A growing number of foreign countries are restricting or banning travel to and from South Korea.

Korean pharmaceutical companies are canceling their plans to attend conferences and marketing events in the United States and Europe as these countries restrict or ban travel to and from Korea due to the spread of the COVID-19 virus.

The U.S. Centers for Disease Control (CDC) upgraded its travel alert on Korea to the highest level on Feb. 24 (local time). The United Kingdom makes travelers from Daegu and Cheongdo in Korea avoid contract with other people and report to public health and medical service organizations regardless of symptoms. On Feb. 25 (local time), the French government upgraded its Korean travel alert from the first stage (normal) to the third (recommendation to refrain from traveling to Korea) in connection with the spread of the highly contagious virus in Korea.

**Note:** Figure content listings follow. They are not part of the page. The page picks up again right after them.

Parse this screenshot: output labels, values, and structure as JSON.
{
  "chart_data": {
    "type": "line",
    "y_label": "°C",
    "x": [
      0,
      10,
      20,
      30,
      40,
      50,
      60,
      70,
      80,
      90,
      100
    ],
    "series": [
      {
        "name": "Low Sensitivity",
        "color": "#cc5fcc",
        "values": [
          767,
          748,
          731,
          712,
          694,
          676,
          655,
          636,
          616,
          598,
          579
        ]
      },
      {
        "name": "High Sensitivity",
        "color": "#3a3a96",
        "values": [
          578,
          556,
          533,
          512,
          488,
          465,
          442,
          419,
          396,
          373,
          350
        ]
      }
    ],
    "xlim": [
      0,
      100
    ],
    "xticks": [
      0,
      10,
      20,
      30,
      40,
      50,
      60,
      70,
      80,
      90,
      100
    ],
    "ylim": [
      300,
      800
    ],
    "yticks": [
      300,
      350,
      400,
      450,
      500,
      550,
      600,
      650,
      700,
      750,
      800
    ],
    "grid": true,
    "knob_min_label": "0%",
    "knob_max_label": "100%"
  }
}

GC Pharma was due to attend an International Federation of Pharmaceutical Manufacturers & Associations (IFPMA) meeting in Switzerland from Feb. 26 to 28, but recently decided not to. This meeting provides an opportunity to share the latest trends among flu vaccine makers among IFPMA members.

A symposium on the development of artificial intelligence (AI) medicine was slated to be jointly held in the United Kingdom by the Miller Institute of Cambridge and Yonsei University Severance Hospital but was canceled. At this event, Korean AI-based new drug development companies, Standigm and Syntekabio, were scheduled to make presentations on their technology. Earlier, the British government told those who visited nine regions -- Korea, China, Thailand, Japan, Hong Kong, Taiwan, Singapore, Malaysia, and Macau -- and have trouble in breathing, have a fever and cough to stay at home and report to public health officials via its official website on Feb. 24.

In particular, Standigm canceled a plan to participate in an AI ​​drug development workshop to be held by MIT in Boston, in late February. If Koreans infected with the COVID-19 virus continues to surge and the COVID-19 fiasco does not subside, Standigm will have to scratch off its schedule to attend a meeting of the American Chemical Society (ACS) to be held at the end of March.